Dr Rick Klausner, chair of the Grand Challenge advisory panel, said: “With so many exceptional teams proposing novel approaches, it was no easy task to pick our shortlist, but we’re delighted with the teams we’ve selected and look forward to hearing more about their plans to beat the toughest questions in cancer. At least one of these teams will be awarded the first ever Grand Challenge award later this year.

Oxford University’s Professor Freddie Hamdy said: “Prostate cancer is one of the most common, but also most controversial cancers to manage. We are now set to answer the most difficult question of all: How can we recognise aggressive disease as early as possible, in order to treat the right patient, at the right time, with the right treatment option? With the exciting world-leading team we have put together, and unprecedented material from thousands of generous patients, we will rise to this challenge put to us by Cancer Research UK.”

Pioneering Oxford surgery technique could improve treatment for prostate cancer

Technology developed in Oxford to make tumour cells fluorescent could improve surgery outcomes for men with prostate cancer. From this Autumn, the method will be offered to patients as part of a trial at the Churchill Hospital run jointly by Oxford University and Oxford University Hospitals Trust and supported by Cancer Research UK.

Fluorescent compounds show up diseased cells during keyhole operations, allowing surgeons to be more precise when removing the prostate and tissue around it. Freddie Hamdy, the Nuffield Professor of Surgery and Cancer Research UK Oxford Centre Member, said this meant doctors could avoid taking away too much tissue, or too little.

He said: “The keyhole surgery programme is doing very well, but when we look inside we cannot always see the cancer. We see the prostate and most of the structure but the cancer is not often visible to the naked eye. If we take too much then it can have an adverse impact on continence and sexual function. If we do not take enough we leave cancer cells behind. So we need to create a new eye for the surgeons.”

The new technique combines the fluorescent compound with new camera technology developed by Boris Vojnovic, of the university’s Department of Oncology. The compound illuminates cancer cells, so the surgeon can use the camera to see exactly what needs to be removed.

Prof Hamdy added: “This means when we do the surgical procedure we can take exactly the right amount of tissue and try and guarantee a good outcome.”

Each year about about 40,000 men in the UK are diagnosed with a prostate tumour, the most common cancer in men. Treating prostate cancer in its early stages can be beneficial in some cases, but the side effects of the various treatments are also potentially serious. Prof Hamdy said: “You could over-treat someone even though he may have gone through life without seeing any of the effects.”

A major trial, called ProtecT (Prostate testing for cancer and Treatment) and funded by the National Institute for Health Research, has been completed to try and help reduce over-treatment.
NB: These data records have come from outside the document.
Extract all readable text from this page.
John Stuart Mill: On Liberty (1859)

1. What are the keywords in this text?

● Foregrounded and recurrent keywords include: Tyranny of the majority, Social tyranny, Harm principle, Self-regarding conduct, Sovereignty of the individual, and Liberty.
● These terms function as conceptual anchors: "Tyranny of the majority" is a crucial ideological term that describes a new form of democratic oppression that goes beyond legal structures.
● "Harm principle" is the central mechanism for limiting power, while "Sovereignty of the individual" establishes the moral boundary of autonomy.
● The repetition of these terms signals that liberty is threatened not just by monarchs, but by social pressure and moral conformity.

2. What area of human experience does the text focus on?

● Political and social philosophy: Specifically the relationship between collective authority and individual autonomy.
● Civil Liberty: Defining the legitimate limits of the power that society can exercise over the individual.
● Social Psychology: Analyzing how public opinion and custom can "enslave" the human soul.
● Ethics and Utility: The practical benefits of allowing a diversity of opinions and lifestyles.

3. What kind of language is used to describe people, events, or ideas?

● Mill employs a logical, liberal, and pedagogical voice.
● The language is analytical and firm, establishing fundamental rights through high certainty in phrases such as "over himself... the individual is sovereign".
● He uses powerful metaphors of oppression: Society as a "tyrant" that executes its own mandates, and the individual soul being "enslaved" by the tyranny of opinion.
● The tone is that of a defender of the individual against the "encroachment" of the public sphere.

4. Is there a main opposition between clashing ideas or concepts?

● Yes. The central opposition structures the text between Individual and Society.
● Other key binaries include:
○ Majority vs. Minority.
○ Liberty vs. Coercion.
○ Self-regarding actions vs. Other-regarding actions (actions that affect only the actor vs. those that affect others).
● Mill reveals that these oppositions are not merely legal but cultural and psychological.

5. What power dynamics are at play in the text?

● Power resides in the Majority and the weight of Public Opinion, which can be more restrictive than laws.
It has been running in nine centres of the UK since 1999, with Oxford University acting as a sponsor, and has involved more than 80,000 men – making it the largest study of its kind. The study is due to report back in the coming months. A separate trial, PART (Partial prostate Ablation versus Radical prosTatectomy), is also looking at focal therapy. Because treatments for prostate cancer can have a range of side effects, scientists also want to develop new methods that reduce the burden on patients but still control the cancer. PART is comparing the effects of removing the whole prostate with those of partial destruction using high-intensity focused ultrasound.